A possibility is that you saved your .csv files using excel. Excel automatically converts some gene names to dates, which can cause this error. As the link suggests, take extra precautions when working with excel.

I'm uploading a folder of files, and somehow it errors out.

Please check the following: 1) your folder only contains the files you wish to upload, 2) all the files share the same set of column names, and 3) there are no formatting problems (e.g. white lines) inside the csv files.

Filtering and intersection selection

Q: I chose to filter by gene list, but now nothing shows up in the visualizations and the table and I get no "gene not found" message.

A: Most likely your genes don't fulfill the active filters and are excluded.

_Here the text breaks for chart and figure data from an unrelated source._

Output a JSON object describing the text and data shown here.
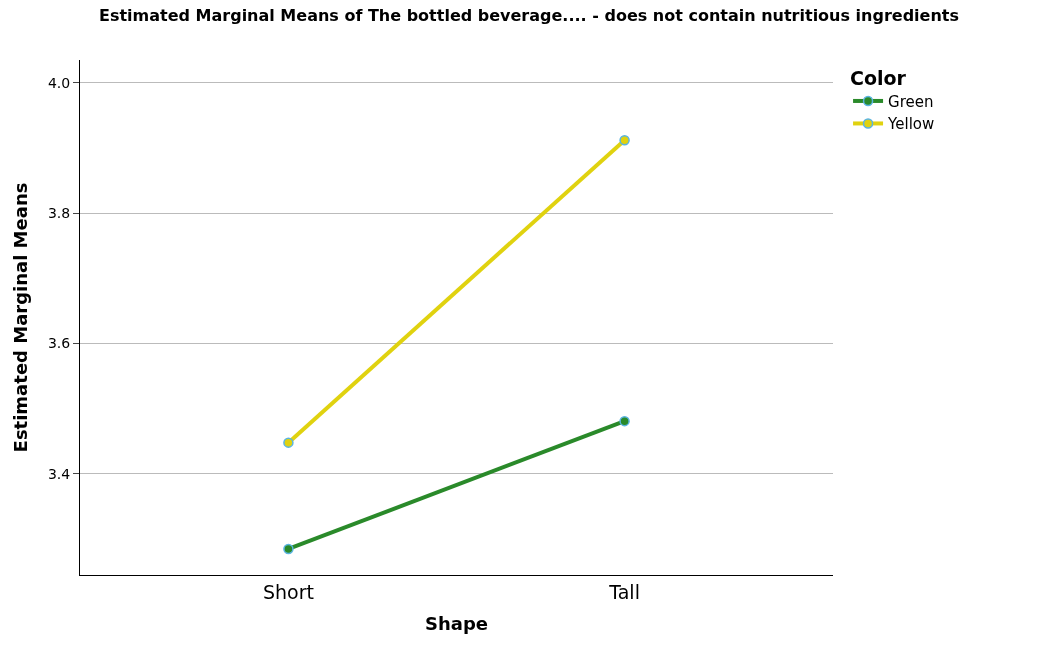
{
  "chart_data": {
    "type": "line",
    "title": "Estimated Marginal Means of The bottled beverage.... - does not contain nutritious ingredients",
    "xlabel": "Shape",
    "ylabel": "Estimated Marginal Means",
    "legend_title": "Color",
    "categories": [
      "Short",
      "Tall"
    ],
    "series": [
      {
        "name": "Green",
        "color": "#2a8a2a",
        "values": [
          3.285,
          3.481
        ]
      },
      {
        "name": "Yellow",
        "color": "#e0d20f",
        "values": [
          3.448,
          3.912
        ]
      }
    ],
    "ylim": [
      3.245,
      4.035
    ],
    "yticks": [
      {
        "value": 3.4,
        "label": "3.4"
      },
      {
        "value": 3.6,
        "label": "3.6"
      },
      {
        "value": 3.8,
        "label": "3.8"
      },
      {
        "value": 4.0,
        "label": "4.0"
      }
    ],
    "grid": "y",
    "legend": "top right",
    "marker": "circle",
    "line_style": "solid"
  }
}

Try removing all the filters.

Q: The values I see in Venn aren’t matching up with the number of points in the scatter plot!

A: Some data points might have gotten excluded. Number of excluded items + number of plotted items *should* equal to the corresponding Venn count.


Tips and Tricks on getting the set you want

Q: How do I see all the genes/ gene sets, without any filters?

A: Select “Ignore” in the intersection selection panel for all datasets. Filters should not matter.

Q: How do I see all the genes/ gene sets that have values in all datasets?

A: Select “No filters” in the filtering panel, and select “True” for in the intersection selection panel.

Q: I want to see “genes that are significant (p<0.05) in dataset X but NOT in dataset Y”.

A: Select p<0.05 for both X and Y, then select True for X, and False for Y.

 

Visualization

Q: I ran into problems with plotly graphs in Safari.

A: Plots rendered with plotly may not display properly in safari. Refer to “known issues” below.

Q: Parts of the interface randomly froze or became blank?

A: Make sure no visualization algorithm is running in the background. If this is not the case, this is likely a bug. Navigate to another tab and come back to refresh the UI; this should fix it in most cases. Drop us a bug report as well.

Q: I'm using this to plot GSEA data. I included the leadingEdge at upload, but now it won't show up in the heatmap, help?

A: Check if all your selected datasets have the leadingEdge column, and if the column has the same name. The heatmap only shows columns that are shared among all datasets.

Known issues

    Safari users:

  • For the plotly interactive graphs, the top right "download as png" button might not work. This is a bug within plotly itself. Please download as html or take a screenshot instead.
  • The interactive 3D scatter may not render in Safari. This is a bug within plotly itself. Please use another browser (e.g. Chrome) to draw the plot.